Activated STAT1 inhibits angiogenesis by suppressing tumor formation [28], and STAT2 represses the transcription of an oncogene [29], but the specific role of STATs in HCC has not yet been determined. A study reported that STAT4 is expressed at a significantly lower level in HCC than in normal tissue [30], but the specific role of STAT4 and STAT5 in HCC is also unclear. Tofacitinib, a JAK1/JAK3 inhibitor, is associated with inhibition of STAT5 activation, but the relationship between STAT5 and HCC needs to be clarified further.

When hepatocytes become cancerous, membrane-bound MHC class I polypeptide-related sequence A (MICA) is expressed on the cell surface, inducing an attack by natural killer (NK) cells [31]. This is how the innate immune system eliminates cancerous cells. However, membrane-bound MICA is cleaved from tumor cells, resulting in a soluble form that binds to NK cells and that can evade immune surveillance by NK cells [32]. Tofacitinib is associated with inhibition of IL-15, and IL-15 is associated with the differentiation and maintenance of NK cells, so tofacitinib may be associated with risk of malignancy because it reduces the number of NK cells.

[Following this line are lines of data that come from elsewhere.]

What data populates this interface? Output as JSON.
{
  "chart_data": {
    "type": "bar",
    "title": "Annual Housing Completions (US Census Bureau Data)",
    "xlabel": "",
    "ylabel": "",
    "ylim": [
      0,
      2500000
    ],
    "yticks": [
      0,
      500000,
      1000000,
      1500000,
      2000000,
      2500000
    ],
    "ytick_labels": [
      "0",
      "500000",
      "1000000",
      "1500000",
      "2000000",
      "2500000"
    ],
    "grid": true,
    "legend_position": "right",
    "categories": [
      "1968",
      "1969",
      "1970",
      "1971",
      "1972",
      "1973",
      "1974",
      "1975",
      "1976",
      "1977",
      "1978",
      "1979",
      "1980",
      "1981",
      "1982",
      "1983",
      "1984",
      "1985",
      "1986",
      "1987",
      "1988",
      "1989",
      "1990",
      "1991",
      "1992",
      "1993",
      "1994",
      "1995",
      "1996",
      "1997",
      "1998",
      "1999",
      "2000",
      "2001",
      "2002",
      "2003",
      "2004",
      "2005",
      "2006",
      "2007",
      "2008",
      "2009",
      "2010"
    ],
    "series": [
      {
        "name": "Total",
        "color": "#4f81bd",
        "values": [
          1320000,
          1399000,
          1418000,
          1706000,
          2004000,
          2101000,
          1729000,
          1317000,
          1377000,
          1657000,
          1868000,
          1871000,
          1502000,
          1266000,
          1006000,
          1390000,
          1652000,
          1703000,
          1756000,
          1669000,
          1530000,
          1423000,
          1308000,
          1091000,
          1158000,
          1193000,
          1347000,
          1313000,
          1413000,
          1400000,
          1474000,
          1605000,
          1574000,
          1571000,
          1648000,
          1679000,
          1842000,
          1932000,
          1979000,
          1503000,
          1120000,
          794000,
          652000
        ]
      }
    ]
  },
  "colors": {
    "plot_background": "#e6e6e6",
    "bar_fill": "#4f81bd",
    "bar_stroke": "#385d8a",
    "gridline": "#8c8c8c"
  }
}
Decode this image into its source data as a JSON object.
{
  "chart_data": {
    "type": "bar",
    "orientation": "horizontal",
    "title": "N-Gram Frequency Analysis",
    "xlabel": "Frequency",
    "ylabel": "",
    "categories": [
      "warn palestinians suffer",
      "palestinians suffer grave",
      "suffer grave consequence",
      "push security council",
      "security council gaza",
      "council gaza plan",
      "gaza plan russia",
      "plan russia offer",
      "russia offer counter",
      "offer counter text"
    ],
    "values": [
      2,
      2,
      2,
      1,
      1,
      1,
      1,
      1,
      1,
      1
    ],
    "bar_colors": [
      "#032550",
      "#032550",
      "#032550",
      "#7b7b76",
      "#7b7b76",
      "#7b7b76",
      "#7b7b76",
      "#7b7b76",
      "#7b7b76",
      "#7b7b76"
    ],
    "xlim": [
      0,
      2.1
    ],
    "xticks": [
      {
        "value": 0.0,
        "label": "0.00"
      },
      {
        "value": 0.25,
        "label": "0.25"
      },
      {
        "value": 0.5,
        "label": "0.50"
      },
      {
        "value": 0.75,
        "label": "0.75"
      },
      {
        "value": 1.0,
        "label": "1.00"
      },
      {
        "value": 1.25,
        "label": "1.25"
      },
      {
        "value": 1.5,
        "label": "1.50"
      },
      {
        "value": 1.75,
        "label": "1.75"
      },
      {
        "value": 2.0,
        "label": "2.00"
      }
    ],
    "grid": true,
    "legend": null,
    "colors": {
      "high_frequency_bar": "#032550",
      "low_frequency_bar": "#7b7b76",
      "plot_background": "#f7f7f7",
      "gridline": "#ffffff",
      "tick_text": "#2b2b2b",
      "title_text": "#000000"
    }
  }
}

In this case, elevated hepatobiliary enzymes were noted when the patient was diagnosed with rheumatoid arthritis, but blood tests and imaging studies revealed no signs suggestive of malignancy. Contrast-enhanced CT revealed findings suspected of cirrhosis and he had a history of drinking alcohol, so it is considered that there was a risk of developing hepatocellular carcinoma. The patient was subsequently administered baricitinib for 2 months and tofacitinib for 4 months, whereupon contrast-enhanced CT revealed a large hepatic tumor. Given the classic imaging findings for hepatocellular carcinoma and high levels of tumor markers, the patient was diagnosed with hepatocellular carcinoma.

There are many aspects of the relationship between tofacitinib and baricitinib and malignancy that have yet to be clarified. Tofacitinib was recently reported to have the potential to increase the risk of malignancy, but its causal relationship with hepatocellular carcinoma is unclear. In this case, the causal relationship between JAK inhibitors and hepatocellular carcinoma cannot be determined because the patient originally had risk factors for hepatocellular carcinoma. However, it is possible that JAK inhibitors contributed to the development of hepatocellular carcinoma in the present case. The relationship between JAK inhibitors and malignancy needs to be elucidated further. We suggest that careful follow-up is required when administering JAK inhibitors.